NATURE DE LA DÉCISION : contradictoire, en premier ressort, au fond.
DEMANDEUR:
Syndicat des copropriétaires de l’immeuble [Adresse 3], pris en la personne de son syndic en exercice,
[Adresse 6]
[Localité 1]
représenté par Maître David TICHADOU de la SCP DELPLANCKE-POZZO DI BORGO-ROMETTI & ASSOCIES, avocat au barreau de NICE, avocat plaidant
DÉFENDERESSE:
Mme [I] [G] [V]
[Adresse 6]
[Localité 1]
représentée par Me Laurent DENIS-PERALDI, avocat au barreau de NICE, avocat plaidant
EXPOSÉ DU LITIGE
Mme [I] [G] [V] est propriétaire d’un appartement constitutif du lot n°6 d’un immeuble soumis au régime de la copropriété et situé [Adresse 5].
Par acte de commissaire de justice du 23 mai 2024, le syndicat des copropriétaires de l’immeuble [Adresse 3] a fait assigner Mme [G] [V] devant le tribunal judiciaire de Nice afin d’obtenir principalement sa condamnation à lui payer un montant de 17 150,12 euros au titre des charges de copropriété impayées.
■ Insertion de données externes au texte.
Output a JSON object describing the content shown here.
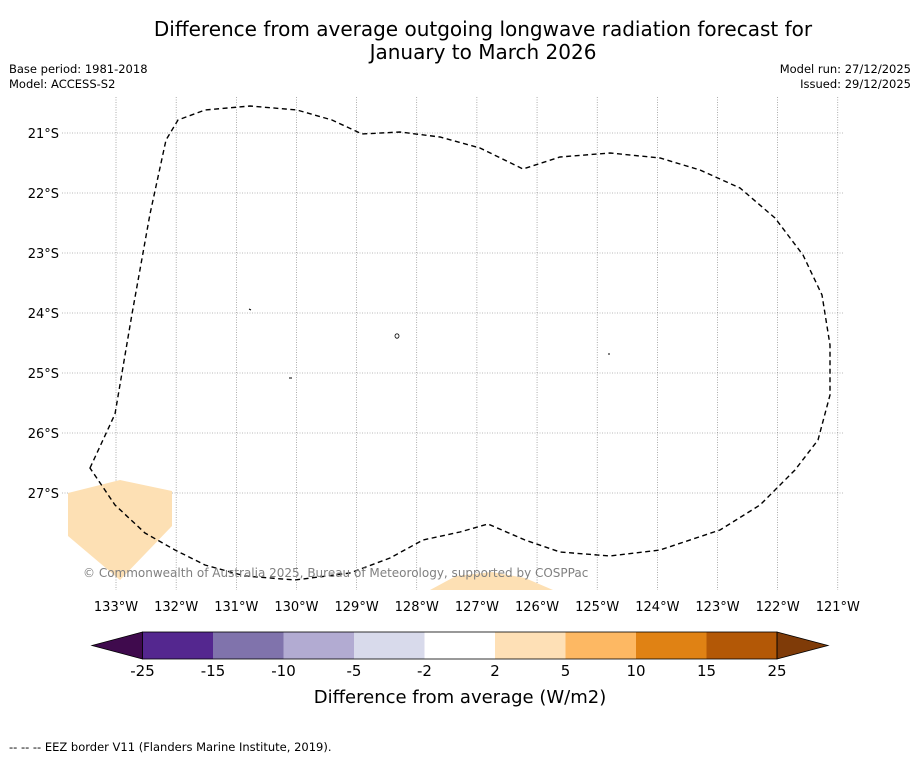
{
  "header": {
    "title_line1": "Difference from average outgoing longwave radiation forecast for",
    "title_line2": "January to March 2026",
    "base_period": "Base period: 1981-2018",
    "model": "Model: ACCESS-S2",
    "model_run": "Model run: 27/12/2025",
    "issued": "Issued: 29/12/2025"
  },
  "map": {
    "lat_labels": [
      "21°S",
      "22°S",
      "23°S",
      "24°S",
      "25°S",
      "26°S",
      "27°S"
    ],
    "lon_labels": [
      "133°W",
      "132°W",
      "131°W",
      "130°W",
      "129°W",
      "128°W",
      "127°W",
      "126°W",
      "125°W",
      "124°W",
      "123°W",
      "122°W",
      "121°W"
    ],
    "copyright": "© Commonwealth of Australia 2025, Bureau of Meteorology, supported by COSPPac",
    "anomaly_fill_color": "#fde0b4"
  },
  "colorbar": {
    "title": "Difference from average (W/m2)",
    "tick_labels": [
      "-25",
      "-15",
      "-10",
      "-5",
      "-2",
      "2",
      "5",
      "10",
      "15",
      "25"
    ],
    "colors": [
      "#3f0a4d",
      "#54278f",
      "#8073ac",
      "#b2abd2",
      "#d8daeb",
      "#ffffff",
      "#fee0b6",
      "#fdb863",
      "#e08214",
      "#b35806",
      "#7f3b08"
    ]
  },
  "footer": {
    "legend_line": "--  --  -- EEZ border V11 (Flanders Marine Institute, 2019)."
  }
}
Par conclusions en réponse notifiées le 3 septembre 2025, le syndicat des copropriétaires du [Adresse 3] sollicite la condamnation de Mme [G] [V] à lui payer les sommes suivantes :
3 181,08 euros au titre du solde des charges des copropriété impayées à la date du 29 août 2025, augmentée des intérêts au taux légal à compter à compter du 2 avril 2024, date du courrier de mise en demeure de la copropriété, et ce jusqu’à parfait paiement, capitalisés en application des dispositions des articles 1231-6 du code civil et 36 du décret du 17 mars 1967,2 000 euros à titre de dommages-intérêts,1 500 euros au titre de l’article 700 du code de procédure civile ainsi qu’aux entiers dépens,
Il conclut en outre au débouté de Mme [G] [V] de l’ensemble de ses demandes et sollicite qu’il soit jugé n’y avoir lieu à écarter l’exécution provisoire de la décision à intervenir.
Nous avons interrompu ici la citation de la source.